Many years ago, I taught the inaugural edition of my Philosophy of Welding seminar. I began the semester by introducing some of the problems that would hold our attention during the semester: What is welding? How is it distinguished from other activities that claim to be welding? Is there a distinctive being-in-the-world characteristic of the welder and his tools? What makes a welded work beautiful? How should such works be shared? In the political economy of welding how is value created and sustained? Do we have a moral obligation to weld? And so on.

My reading list for the class was not excessively ambitious: I stuck to some of the usual suspects–Heidegger and some of the works of the Shipyard Collective, for instance–and concentrated on a few key passages in each, hoping close attention to them would repay dividends in the form of rich class discussion. Early in the semester, I began to notice that one young student did the readings diligently, came to class prepared, and engaged vigorously in all ensuing discussions.

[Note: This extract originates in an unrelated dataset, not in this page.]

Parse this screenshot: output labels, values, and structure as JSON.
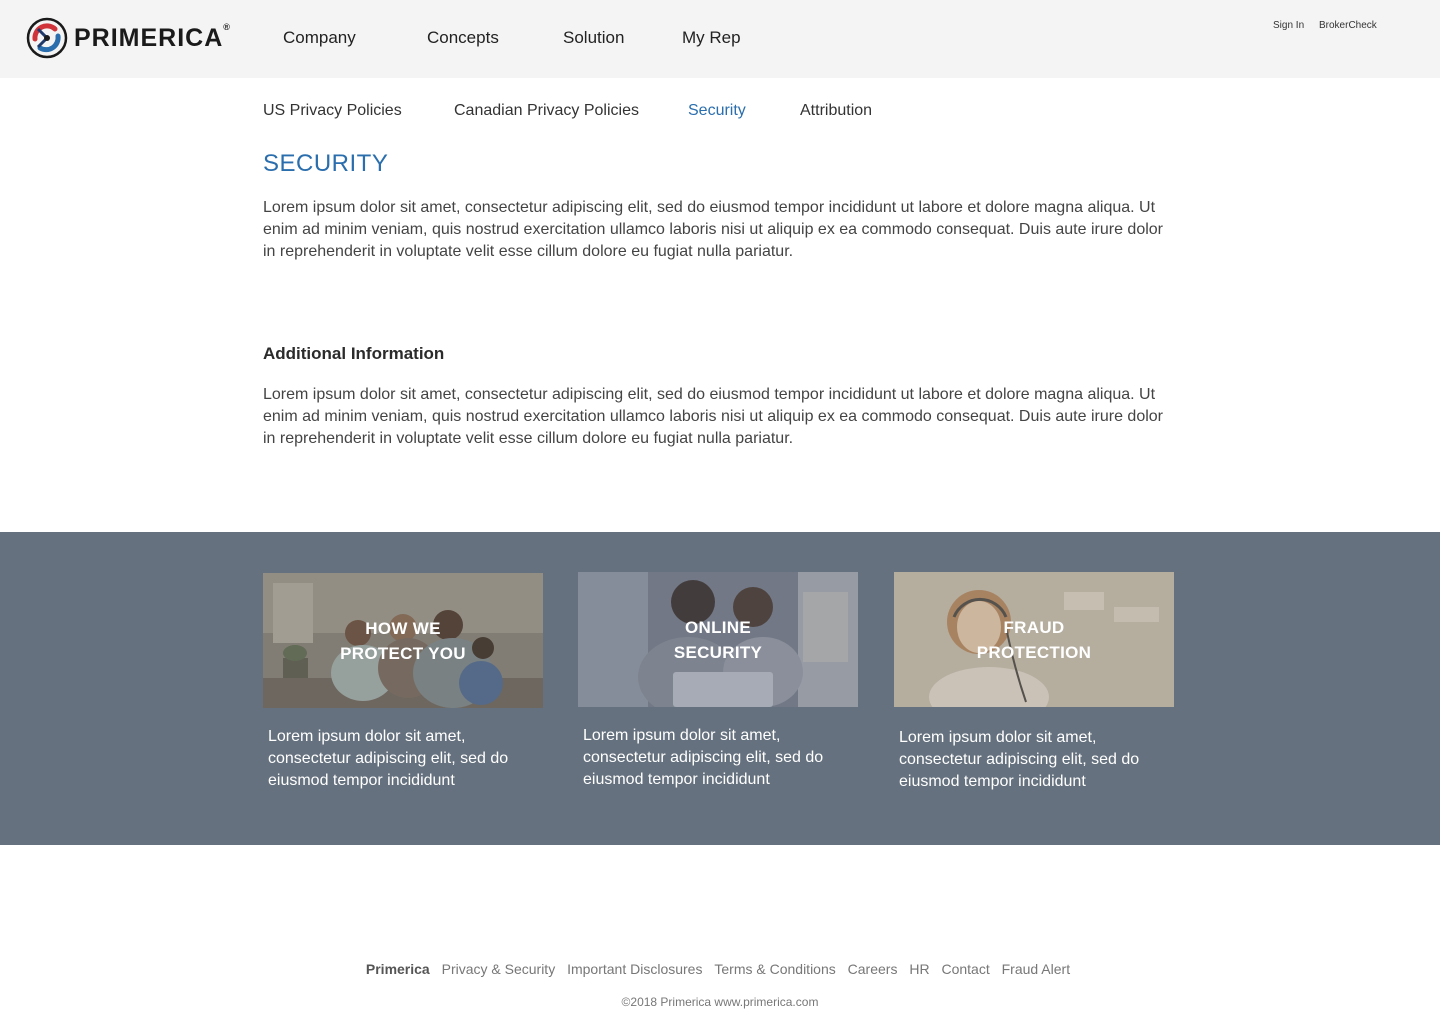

This was no idle interest; no lofty, disengaged, from-on-high tackling of philosophical problems. This young man was in the trenches, on a mission. And it was quite clear what it was: defending–nay, aggressively speaking up for–welding and welders. He had air-tight definitions for welding: necessary and sufficient conditions for it neatly marked its domain off from the impostors clamoring to be let in; he offered an at-times-almost-mystical description of the relationship of the welder to the welded (and the tools that mediated that relationship); he spoke movingly of the affective responses that welded works provoked in him, deftly bringing in Kantian notions of the sublime; he offered a creative theory for how welded works could be copyrighted and welders granted patents for their work; he described the outlines of a political economy for welding that would allow welding to continue to generate surplus value in a world increasingly dominated by the intangible and the immaterial; and most movingly of all, he offered a passionate, stirring, argument whose fascinating conclusion was that we have a duty to weld, a moral inclination that must be obeyed.

It was on this last point that we passionately disagreed. Even though I recognized the importance of welding, I could not bring myself to accept this argument. Surely, one could assign welding a respectable position in our hierarchy of valued activities without taking the final move to make our engagement something that acquired normative weight. But this young man would not budge. Welding, as an activity, had normative implications; it gave our lives meaning and value; it was the tide that would raise all boats. It was not the cement of the universe, but it was the tool that brought the fabric of space-time together.

By semester’s close, our disagreements had grown sharper. When it ended, it was clear I had lost my student. My failure–and the rest of the class’–to accept and internalize his arguments seemed to have turned him off philosophy altogether. I do not know what had so animated his passion for welding, but it was clear and distinct, an important motivational force in his psychological dispositions.

Last night, I saw that young man again. Marco Rubio is now a presidential candidate for the US, and his passion for welding has not diminished one bit. And neither has his disdain for philosophers.